Dr. Susan Kornstein and her husband, investor Lee Krumbein, had anticipated this evening from the time they broke ground on their French-Mediterranean-styled villa nearly four years ago. Theirs would be a house with spacious rooms, generous outdoor areas and a relaxed flow for entertaining. They would be able to receive guests at the front steps on the stone veranda, then sweep them inside to the marble hallway, the great room and dining room, and out onto the stone terrace with its pool and spa. Comfortable seating and stimulating objects d’art would be everywhere, all personally chosen to reflect their passions and interests.
Working with architect Michael Foltz and builder Tony Pitts, they created a dramatic, white stucco villa overlooking the James River valley in the community of Lockgreen.
Robert Rentz teamed with the pair to design the interior, which continues to develop as spaces are filled and treasures found on the couple’s frequent travels. “We didn’t want other people to decide for us what our home would be,” Kornstein says. “We had a real team, and they were just extraordinary in working with us.”
Kornstein is an internationally known researcher, author and professor with expertise in women’s mental health. She is editor of the first textbook on the subject, has won numerous awards for her research, service and leadership, and is, among other responsibilities, executive director of the Institute for Women’s Health.
It earned an important distinction as the party was being planned: the institute has been designated a national Center of Excellence in Women’s Health by the U.S. Department of Health and Human Services. As news of the sought-after award reached the MCV Foundation committee that was planning the benefit, it became clear that there was a new element to celebrate.
“What made the event so special,” Kornstein says, “was not only the debut of the house but the momentous occasion, the history of how the institute got here. It was a real feeling of celebration and this occasion made it doubly so.”
Planning began in late spring around the kitchen table. David Napier’s White House Catering came on board for food and beverage service, creating a detailed menu that avoided red wines or drippy sauces. (It’s a no-stain strategy to protect carpets and upholstery.)
Grandiflora’s Rick Bridgforth and Rick Lunsford envisioned an extravagant display of fresh flowers, orchids, palms and foliage for indoor and outdoor spaces.
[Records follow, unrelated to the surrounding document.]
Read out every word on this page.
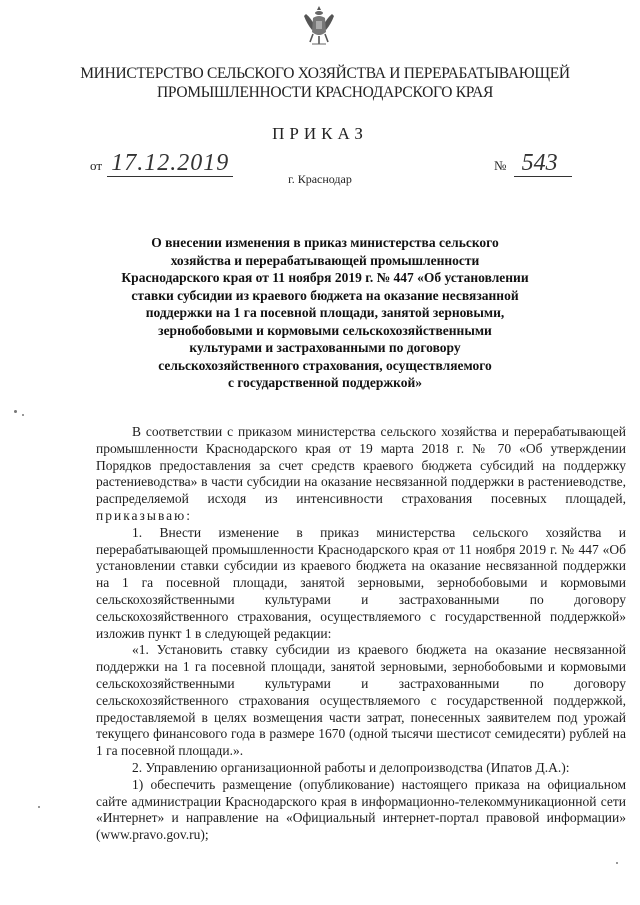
МИНИСТЕРСТВО СЕЛЬСКОГО ХОЗЯЙСТВА И ПЕРЕРАБАТЫВАЮЩЕЙ
ПРОМЫШЛЕННОСТИ КРАСНОДАРСКОГО КРАЯ
ПРИКАЗ
от 17.12.2019	№ 543
г. Краснодар
О внесении изменения в приказ министерства сельского
хозяйства и перерабатывающей промышленности
Краснодарского края от 11 ноября 2019 г. № 447 «Об установлении
ставки субсидии из краевого бюджета на оказание несвязанной
поддержки на 1 га посевной площади, занятой зерновыми,
зернобобовыми и кормовыми сельскохозяйственными
культурами и застрахованными по договору
сельскохозяйственного страхования, осуществляемого
с государственной поддержкой»

В соответствии с приказом министерства сельского хозяйства и перерабатывающей промышленности Краснодарского края от 19 марта 2018 г. № 70 «Об утверждении Порядков предоставления за счет средств краевого бюджета субсидий на поддержку растениеводства» в части субсидии на оказание несвязанной поддержки в растениеводстве, распределяемой исходя из интенсивности страхования посевных площадей, приказываю:

1. Внести изменение в приказ министерства сельского хозяйства и перерабатывающей промышленности Краснодарского края от 11 ноября 2019 г. № 447 «Об установлении ставки субсидии из краевого бюджета на оказание несвязанной поддержки на 1 га посевной площади, занятой зерновыми, зернобобовыми и кормовыми сельскохозяйственными культурами и застрахованными по договору сельскохозяйственного страхования, осуществляемого с государственной поддержкой» изложив пункт 1 в следующей редакции:

«1. Установить ставку субсидии из краевого бюджета на оказание несвязанной поддержки на 1 га посевной площади, занятой зерновыми, зернобобовыми и кормовыми сельскохозяйственными культурами и застрахованными по договору сельскохозяйственного страхования осуществляемого с государственной поддержкой, предоставляемой в целях возмещения части затрат, понесенных заявителем под урожай текущего финансового года в размере 1670 (одной тысячи шестисот семидесяти) рублей на 1 га посевной площади.».

2. Управлению организационной работы и делопроизводства (Ипатов Д.А.):

1) обеспечить размещение (опубликование) настоящего приказа на официальном сайте администрации Краснодарского края в информационно-телекоммуникационной сети «Интернет» и направление на «Официальный интернет-портал правовой информации» (www.pravo.gov.ru);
Invitations featuring a portrait in the home’s living room were created and mailed to guests, dignitaries and benefactors. Gift bags with notecards, chocolate truffles, brass bookmarks and literature were stuffed with gold foil and readied for each guest.
Napier and crew arrived two days before the event to set up tables and chairs, set up their work area in the garage and begin roasting tenderloins. By the morning of the party, Grandiflora’s team was massing orchids and palms throughout the house. Large, exotic arrangements sparked every table, serving as conversation pieces while enhancing the home’s vibrantly colored artwork and furnishings.
As guests arrived, Krumbein met them on the veranda with glasses of champagne. The serving staff passed appetizers, bartenders worked four beverage stations, and guests moved from room to room sampling Napier’s signature crab cakes and “the most delicious lamb chops I’ve ever eaten,” Kornstein says, grinning.
“The glow is still around me,” Lee Krumbein adds. “It was really a fun and elegant event. The guests were very gregarious and stayed late, and MCV Foundation helped pull everything together, so we had a great time.” They helped raise a significant amount for the Institute’s endowment and built goodwill among those interested in women’s health.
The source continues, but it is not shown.